The National Assembly on Thursday passed the Criminal Law (Amendment) Bill, 2015 aimed at protecting children from mental and physical abuse. Amongst the major Amendments, the bill raises the minimum age of criminal responsibility from 7 to 10 years and the upper age limit from 12 to 14 years. Moreover, it legalises protection of children from cruel treatment and criminalises child pornography, proposing punishment for the crime.

Children in Pakistan have become increasingly unsafe and the trends of child abuse in the last few years are shocking. Girls are hidden away and their mobility is restricted by social norms, thus young boys are more often the targets of sexual violence. According to a recent study from Sahil, a non-government organisation (NGO) working against child sex abuse, the total number of young boys being abused increased by 4.3 per cent in the first half of 2015 compared to the same period last year. The report said that 178 boys aged 6 to 10 were abused compared to 150 girls of the same ages. In August, The Nation exposed a huge scandal emerged involving at least 280 children who lawyers said were filmed being sexually abused, with their parents blackmailed over the footage.

It was about time that laws were amended. The increasing use of cheap tools to film and distribute videos, like cell phones and social media, make child pornography easier. Laws have not been amended to reflect these modern developments. However, weak law enforcement will continue to be the major problem hindering the protection of children, even after the amendments.

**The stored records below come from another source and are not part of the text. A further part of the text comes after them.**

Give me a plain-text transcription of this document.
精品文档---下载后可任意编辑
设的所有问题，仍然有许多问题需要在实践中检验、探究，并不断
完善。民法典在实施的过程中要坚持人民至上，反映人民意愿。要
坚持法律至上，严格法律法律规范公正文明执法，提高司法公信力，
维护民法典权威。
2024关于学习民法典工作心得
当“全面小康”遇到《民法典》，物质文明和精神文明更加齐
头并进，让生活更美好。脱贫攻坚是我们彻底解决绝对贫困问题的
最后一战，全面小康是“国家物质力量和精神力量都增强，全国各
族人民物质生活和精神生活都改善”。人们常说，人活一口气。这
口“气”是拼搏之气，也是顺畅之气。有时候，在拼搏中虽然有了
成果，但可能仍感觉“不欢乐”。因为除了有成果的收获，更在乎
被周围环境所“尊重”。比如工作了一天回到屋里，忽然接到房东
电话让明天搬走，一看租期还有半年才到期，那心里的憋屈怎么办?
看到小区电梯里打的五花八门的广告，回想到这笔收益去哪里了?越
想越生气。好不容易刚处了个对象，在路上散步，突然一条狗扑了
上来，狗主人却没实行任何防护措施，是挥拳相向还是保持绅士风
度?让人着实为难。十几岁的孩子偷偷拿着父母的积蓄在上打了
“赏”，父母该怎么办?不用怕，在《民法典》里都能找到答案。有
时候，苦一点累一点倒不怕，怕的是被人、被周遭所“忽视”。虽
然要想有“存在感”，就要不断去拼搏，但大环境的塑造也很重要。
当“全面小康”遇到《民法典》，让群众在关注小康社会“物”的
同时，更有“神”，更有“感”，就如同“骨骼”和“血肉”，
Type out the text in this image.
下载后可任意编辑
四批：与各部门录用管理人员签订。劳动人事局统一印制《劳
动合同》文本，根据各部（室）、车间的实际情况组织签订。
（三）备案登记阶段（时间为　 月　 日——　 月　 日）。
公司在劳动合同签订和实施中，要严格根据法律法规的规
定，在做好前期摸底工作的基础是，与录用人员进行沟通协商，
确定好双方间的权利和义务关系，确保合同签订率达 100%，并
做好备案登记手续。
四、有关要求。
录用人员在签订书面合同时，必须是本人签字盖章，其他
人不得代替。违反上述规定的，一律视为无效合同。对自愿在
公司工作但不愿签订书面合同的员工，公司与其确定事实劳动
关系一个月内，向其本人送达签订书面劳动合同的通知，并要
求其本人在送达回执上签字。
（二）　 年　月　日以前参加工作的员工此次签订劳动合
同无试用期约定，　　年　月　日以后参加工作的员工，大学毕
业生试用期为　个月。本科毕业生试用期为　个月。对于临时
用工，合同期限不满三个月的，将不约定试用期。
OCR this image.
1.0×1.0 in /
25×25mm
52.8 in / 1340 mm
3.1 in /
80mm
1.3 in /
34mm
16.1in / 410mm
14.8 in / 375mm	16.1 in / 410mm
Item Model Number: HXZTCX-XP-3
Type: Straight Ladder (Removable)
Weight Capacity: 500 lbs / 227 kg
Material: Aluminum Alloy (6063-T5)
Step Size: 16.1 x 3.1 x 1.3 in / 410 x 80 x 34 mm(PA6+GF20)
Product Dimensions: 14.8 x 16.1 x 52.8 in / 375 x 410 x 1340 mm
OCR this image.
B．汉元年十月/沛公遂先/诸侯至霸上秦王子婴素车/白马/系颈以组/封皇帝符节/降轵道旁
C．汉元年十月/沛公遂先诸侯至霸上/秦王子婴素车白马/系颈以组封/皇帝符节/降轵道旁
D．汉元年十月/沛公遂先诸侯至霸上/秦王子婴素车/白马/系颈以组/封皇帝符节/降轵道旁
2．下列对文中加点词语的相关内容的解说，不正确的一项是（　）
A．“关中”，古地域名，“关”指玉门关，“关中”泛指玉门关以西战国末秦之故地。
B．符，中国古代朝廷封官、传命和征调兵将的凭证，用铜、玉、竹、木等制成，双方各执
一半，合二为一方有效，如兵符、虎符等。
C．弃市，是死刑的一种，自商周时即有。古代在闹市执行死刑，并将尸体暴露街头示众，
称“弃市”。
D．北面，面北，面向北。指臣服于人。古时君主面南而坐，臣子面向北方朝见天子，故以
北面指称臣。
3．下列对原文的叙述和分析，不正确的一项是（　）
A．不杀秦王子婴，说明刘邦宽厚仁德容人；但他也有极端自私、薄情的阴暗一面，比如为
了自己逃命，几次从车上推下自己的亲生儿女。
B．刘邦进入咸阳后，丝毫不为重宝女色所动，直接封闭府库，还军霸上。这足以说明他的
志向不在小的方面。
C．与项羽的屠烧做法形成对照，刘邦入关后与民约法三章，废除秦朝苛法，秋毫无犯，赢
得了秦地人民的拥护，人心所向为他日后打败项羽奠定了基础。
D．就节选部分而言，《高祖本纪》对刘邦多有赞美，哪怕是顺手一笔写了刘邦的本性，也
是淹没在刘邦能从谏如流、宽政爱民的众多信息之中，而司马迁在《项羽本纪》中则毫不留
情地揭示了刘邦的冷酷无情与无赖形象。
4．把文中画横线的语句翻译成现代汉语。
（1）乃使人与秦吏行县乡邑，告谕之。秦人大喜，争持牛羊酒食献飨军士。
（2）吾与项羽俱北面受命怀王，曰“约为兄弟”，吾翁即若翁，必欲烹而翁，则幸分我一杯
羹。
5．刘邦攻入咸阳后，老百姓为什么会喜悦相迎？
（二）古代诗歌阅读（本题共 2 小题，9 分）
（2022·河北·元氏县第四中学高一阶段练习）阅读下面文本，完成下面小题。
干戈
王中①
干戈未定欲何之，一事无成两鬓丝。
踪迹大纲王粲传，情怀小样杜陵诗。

Abuse can be of many types. Though sexual abuse is clearly criminal, many children live in appalling conditions in Pakistan with parents who are physically abusive, verbally abusive, or subject their children to child labour, scavenging or begging. There is no system to protect children in our country, no clear process to report abuse and get children to safety from their abusive parents and caretakers. In fact, separating a child from its family, no matter how abusive, would be taboo in Pakistan, where family ties are considered more important than any concern for well-being, freedom or equality. The fault is in our mindset, where obedience of the young, and of children, is demanded by such an extent by elders (including parents, teachers and even older people in the workplace) that there is no room for the voice of the young. This obedience is extracted by physical and mental coercion of the child by adults. Such an environment, that teaches majority of young children to “respect” elders and obey unquestioningly, also teaches them to stay quiet and obey when the abuse crosses physical barriers.